Guest More than 1 year ago
I've been reading 'Waiter Rant' the blog for years. The blog has made me laugh out loud, it's made me cry, and it's been my pleasure to either forward to friends or read installments of it to them aloud. The book is in the same spirit as the blog pulled together by the Waiter's backstory. It's a treat for 'Rant' fans like me to learn of our hero's evolution from newbie to sage Samurai Server. This book is true, true, true as a representation of life behind the starched aprons and fake smiles of our serving industry. It is impossible to read this book and not at least chuckle!
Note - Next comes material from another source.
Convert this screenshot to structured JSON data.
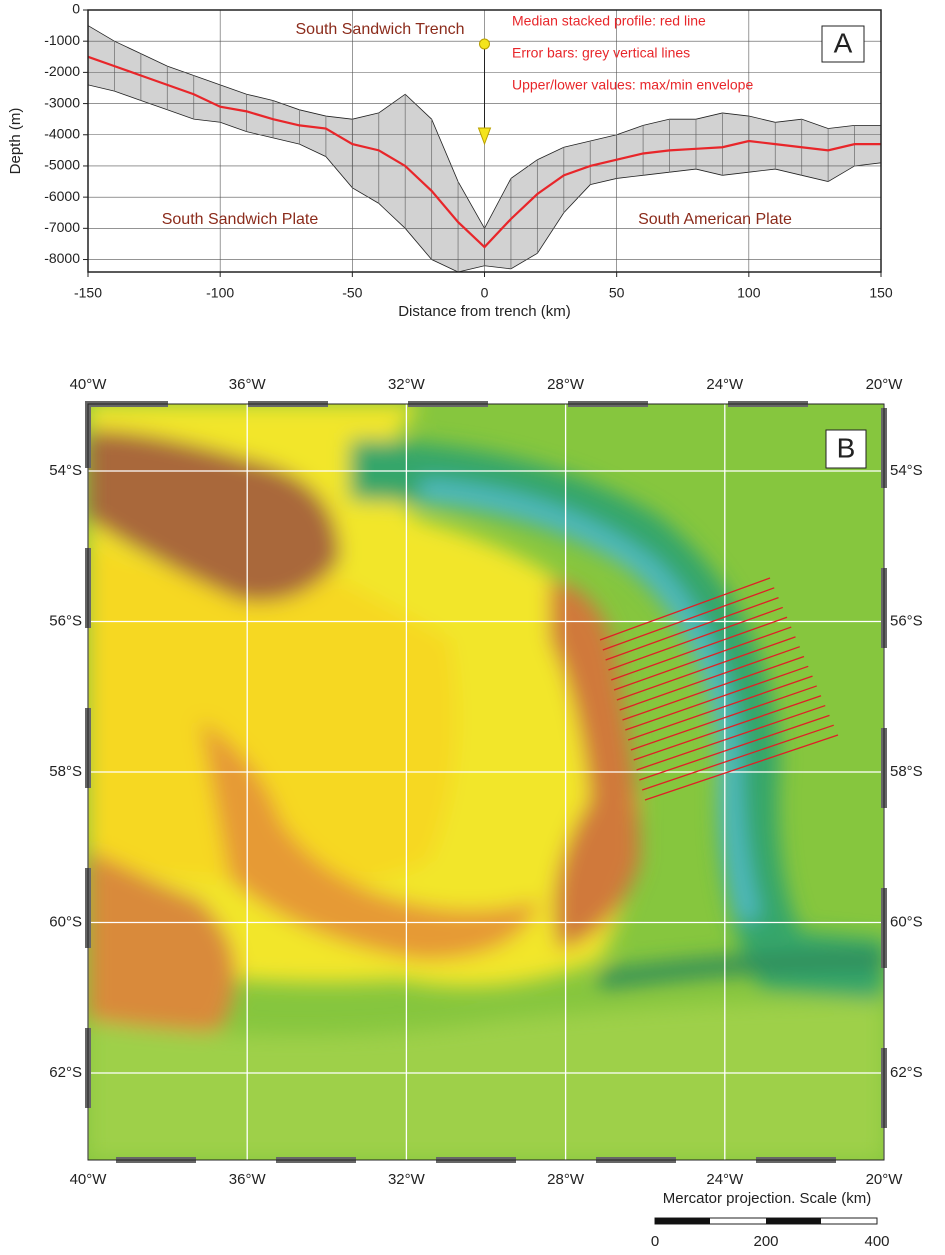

This is the perfect gift for anyone who has ever waited tables or anyone who is presently slinging hash. I'm raving about 'Waiter Rant'!
Guest More than 1 year ago
In deference to the 'people' (if it isn't really just one individual) that have been commenting so highly on a book from 2 years ago, the Waiter has been actively working on this book for the past two years as well as his blog for over 7 yrs. These are his experiences/observations and written in his own style.
Guest More than 1 year ago
This was a very good book, definitely top shelf reading. Much more clever than many restaurant books. But the king of the restaurant humor mountain is John Galloway's 'Fine Dining Madness' that came out before Rant. Read both, and remember, eat your Etoufee!